Jusqu'en 1960, les partisans de l'indépendance mènent un combat minoritaire. Non sans courage : saisies, poursuites, prison, ils encaissent les coups. Après cette date, la position de l'État ayant viré de bord, ce sont eux qui se trouvent du côté du plus fort. Les professionnels de la pétition auraient cent motifs de se mobiliser : les garanties illusoires accordées aux pieds-noirs par les accords d'Évian ; les civils tués rue d'Isly par des balles françaises ; l'exode déchirant de ces familles à qui le choix n'est laissé qu'entre "la valise ou le cercueil" ; en juillet 1962, après l'indépendance, la communauté européenne livrée sans défense à la vengeance du FLN (6 500 personnes assassinées) : le massacre de 150 000 harkis, désarmés et abandonnés aux tortionnaires. Rive gauche, nulle fulmination ne se fit entendre. Rive droite non plus, d'ailleurs.

 

 

Aujourd'hui, l'aventure coloniale commence à être réévaluée. Jacques Marseille a apporté les preuves que l'empire, sur le plan économique, a plus coûté à la France qu'il ne lui a rapporté. Aucune des matières premières consommées par les principaux secteurs de l'industrie nationale ne venait des colonies ; la France achetait dans son empire des produits qu'elle pouvait trouver meilleur marché ailleurs ; mieux, l'État soutenait des productions coloniales qui concurrençaient certains secteurs métropolitains(6). Daniel Lefeuvre a démontré que la France n'a pas exploité l'Algérie : elle l'a secourue. Des années 1930 aux années 1960, l'Algérie ne pouvait subvenir à ses propres besoins  : c'est elle qui avait besoin de la France, non l'inverse(7). Le leçon qu'en tirent ces historiens, c'est que la France n'a pas pillé ses possessions d'outre-mer. Au contraire, elle les a soutenues. Par choix politique. L'indépendance de l'Algérie était-elle inéluctable ? En tout cas, elle aurait dû s'effectuer autrement. En témoigne cet aveu du mathématicien Laurent Schwartz, qui fut très engagé pour le FLN : "J'ai espéré qu'ils ne seraient pas musulmans à ce point-là, qu'ils garderaient les Français en Algérie, mais sans privilèges. Nous avons sous-estimé les questions nationales, les crimes commis par les Algériens sur les Français"(8).

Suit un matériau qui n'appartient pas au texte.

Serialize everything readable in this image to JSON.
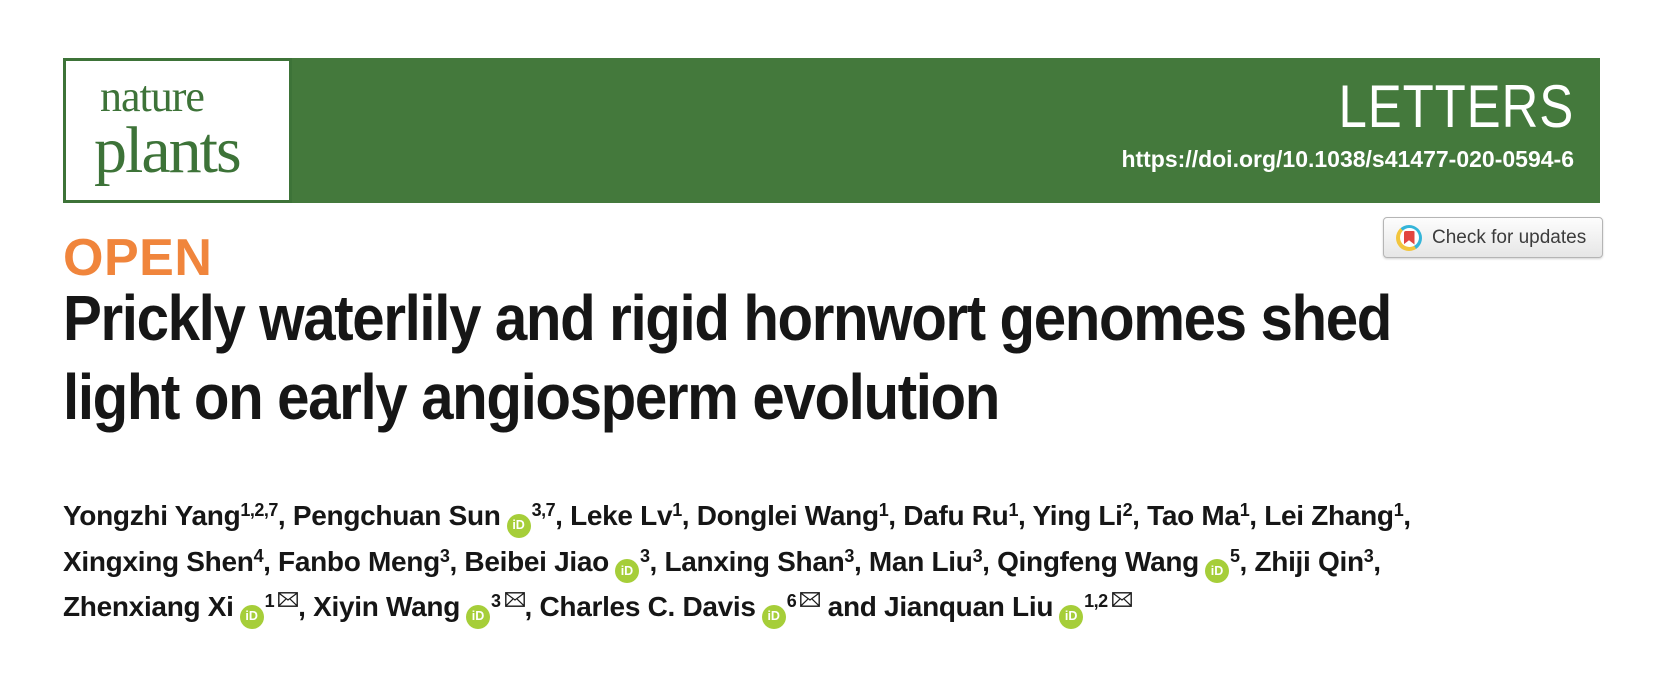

La sociologue Dominique Schnapper, fille de Raymond Aron, a de même compris, grâce aux travaux d'un de ses étudiants, l'engagement des musulmans loyalistes : "Le choix en faveur de la France au cours de la guerre d'indépendance, qui fut aussi une guerre civile, fut souvent lié à l'adhésion à la France et aux droits de l'homme, parfois au hasard de la guerre et des liens familiaux, parfois au refus du terrorisme du FLN" (Le Monde, 4 novembre 1999). Et de poursuivre : "La France s'est mal conduite. La réconciliation entre l'Algérie et la France ne sera jamais complète si elle s'établit sur un déni de justice. C'est l'histoire qui a constitué les harkis et leurs familles en tant que collectivité historique, c'est en tant que collectivité historique qu'ils réclament la vérité."

Le terrorisme intellectuel, quarante ans après, s'opposera-t-il à ce travail de mémoire ?

 

Notes

 

(1) Ernest Renan, La Réforme intellectuelle et morale, 1871.
(2) Jules Ferry, allocution devant la Chambre des députés, 28 juillet 1885.
(3) Aimé Césaire, Discours sur le colonialisme, Présence africaine, 1955.
(4) Jean-François Sirinelli, La Guerre d'Algérie et les intellectuels français, Complexe, 1991.
(5) Ibid.
(6) Jacques Marseille, Empire colonial et capitalisme français, Albin Michel. 1984.
(7) Daniel Lefeuvre, Chère Algérie, Société française d'Outre-mer, 1997.
(8) La Guerre d'Algérie et les intellectuels français, op. cit.

 

© Jean Sévillia, in Le terrorisme intellectuel, 1ère édition chez Perrin, 2000.